Les zones humides disparaissent trois fois plus vite que les forêts, et l'impact sur l'accélération du changement climatique pourrait être dévastateur, la Convention de Ramsar a mis en garde
Marécages, parmi les écosystèmes les plus précieux et les plus riches en biodiversité du monde, disparaissent à une vitesse alarmante au milieu des mutations de l'urbanisation et de l'agriculture, les écologistes ont déclaré jeudi, appelant à une action urgente pour stopper l'érosion.
"Nous sommes en crise, " Martha Rojas Urrego, chef de la Convention de Ramsar sur les zones humides, a déclaré aux journalistes à Genève, avertissant de l'impact dévastateur potentiel de la perte des zones humides, y compris sur le changement climatique.

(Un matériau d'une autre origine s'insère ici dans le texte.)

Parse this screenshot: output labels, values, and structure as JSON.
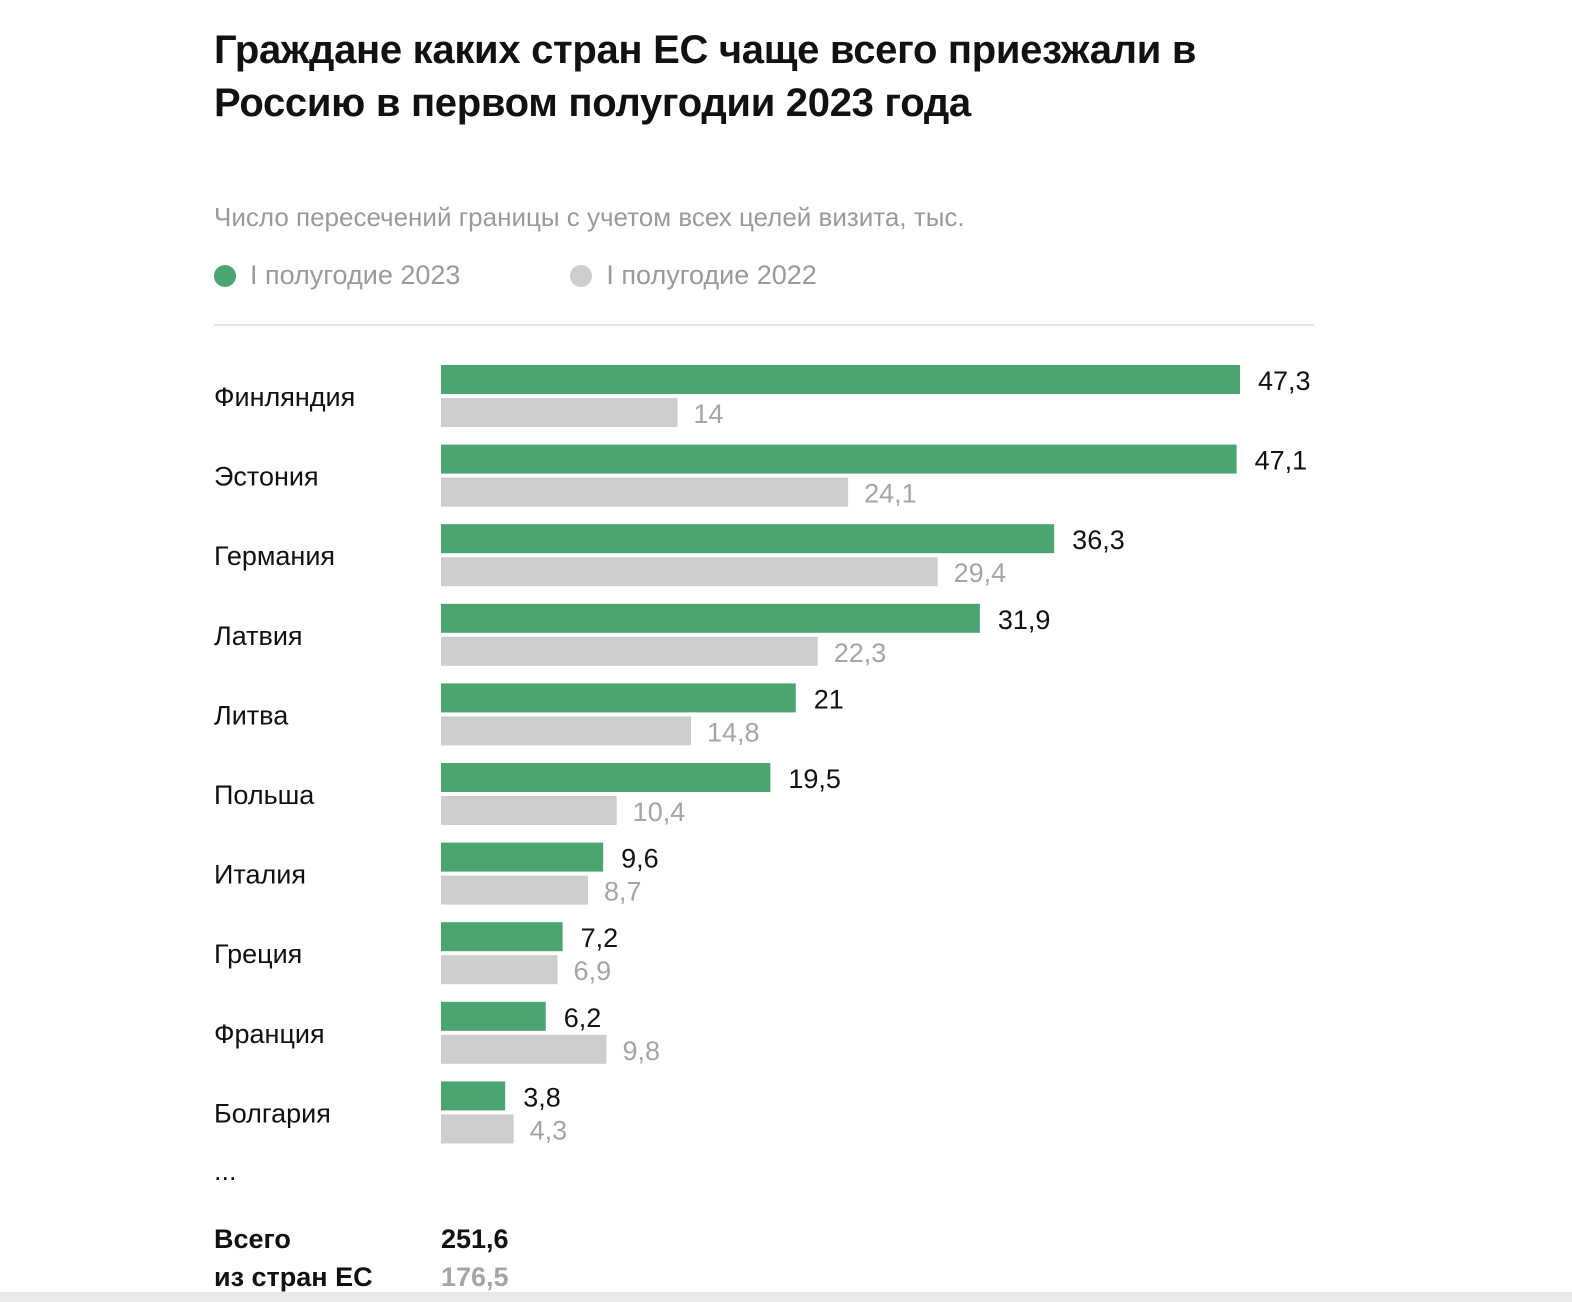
{
  "chart_data": {
    "type": "bar",
    "orientation": "horizontal",
    "title": "Граждане каких стран ЕС чаще всего приезжали в Россию в первом полугодии 2023 года",
    "subtitle": "Число пересечений границы с учетом всех целей визита, тыс.",
    "legend_placement": "top-left",
    "grid": false,
    "xlim": [
      0,
      47.3
    ],
    "categories": [
      "Финляндия",
      "Эстония",
      "Германия",
      "Латвия",
      "Литва",
      "Польша",
      "Италия",
      "Греция",
      "Франция",
      "Болгария"
    ],
    "series": [
      {
        "name": "I полугодие 2023",
        "color": "#4aa571",
        "values": [
          47.3,
          47.1,
          36.3,
          31.9,
          21,
          19.5,
          9.6,
          7.2,
          6.2,
          3.8
        ],
        "labels": [
          "47,3",
          "47,1",
          "36,3",
          "31,9",
          "21",
          "19,5",
          "9,6",
          "7,2",
          "6,2",
          "3,8"
        ]
      },
      {
        "name": "I полугодие 2022",
        "color": "#cdcdcd",
        "values": [
          14,
          24.1,
          29.4,
          22.3,
          14.8,
          10.4,
          8.7,
          6.9,
          9.8,
          4.3
        ],
        "labels": [
          "14",
          "24,1",
          "29,4",
          "22,3",
          "14,8",
          "10,4",
          "8,7",
          "6,9",
          "9,8",
          "4,3"
        ]
      }
    ],
    "ellipsis": "...",
    "total": {
      "label_line1": "Всего",
      "label_line2": "из стран ЕС",
      "value_2023": "251,6",
      "value_2022": "176,5"
    }
  }
}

La Convention, adopté dans la ville iranienne de Ramsar il y a près d'un demi-siècle, jeudi a publié son tout premier rapport mondial sur l'état des zones humides dans le monde.
Le rapport de 88 pages a révélé qu'environ 35 pour cent des zones humides, qui comprennent des lacs, rivières, marais et tourbières, ainsi que les zones côtières et marines comme les lagunes, les mangroves et les récifs coralliens – ont été perdus entre 1970 et 2015.
Aujourd'hui, les zones humides couvrent plus de 12 millions de kilomètres carrés (4,6 millions de miles carrés), le rapport dit, avertissant que les taux annuels de perte s'étaient accélérés depuis 2000.
"Nous perdons les zones humides trois fois plus vite que les forêts, " Rojas Urrego a dit, décrivant le rapport Global Wetland Outlook comme un « drapeau rouge ».
Alors que le monde se concentre de plus en plus sur le réchauffement climatique et son impact sur les océans et les forêts, la Convention de Ramsar a déclaré que les zones humides restent "dangereusement sous-évaluées".
Tourbières, comme celles-ci en Indonésie, stockent deux fois plus de carbone que les forêts du monde, même s'ils ne couvrent que trois pour cent de toute la surface terrestre
le rapport de jeudi, publié avant une réunion des parties à la convention à Dubaï le mois prochain, a souligné l'importance des zones humides pour toute vie sur Terre.
Ne pas drainer le marais
Directement ou indirectement, ils fournissent la quasi-totalité de la consommation mondiale d'eau douce et plus de 40 pour cent de toutes les espèces vivent et se reproduisent dans les zones humides.
Les animaux et les plantes qui habitent les zones humides sont particulièrement vulnérables, avec un quart en danger d'extinction, dit le rapport.
Les zones humides fournissent également un moyen de subsistance à plus d'un milliard de personnes, tout en atténuant les inondations et en protégeant les côtes. Ils sont également une source vitale de nourriture, matières premières et ressources génétiques pour les médicaments.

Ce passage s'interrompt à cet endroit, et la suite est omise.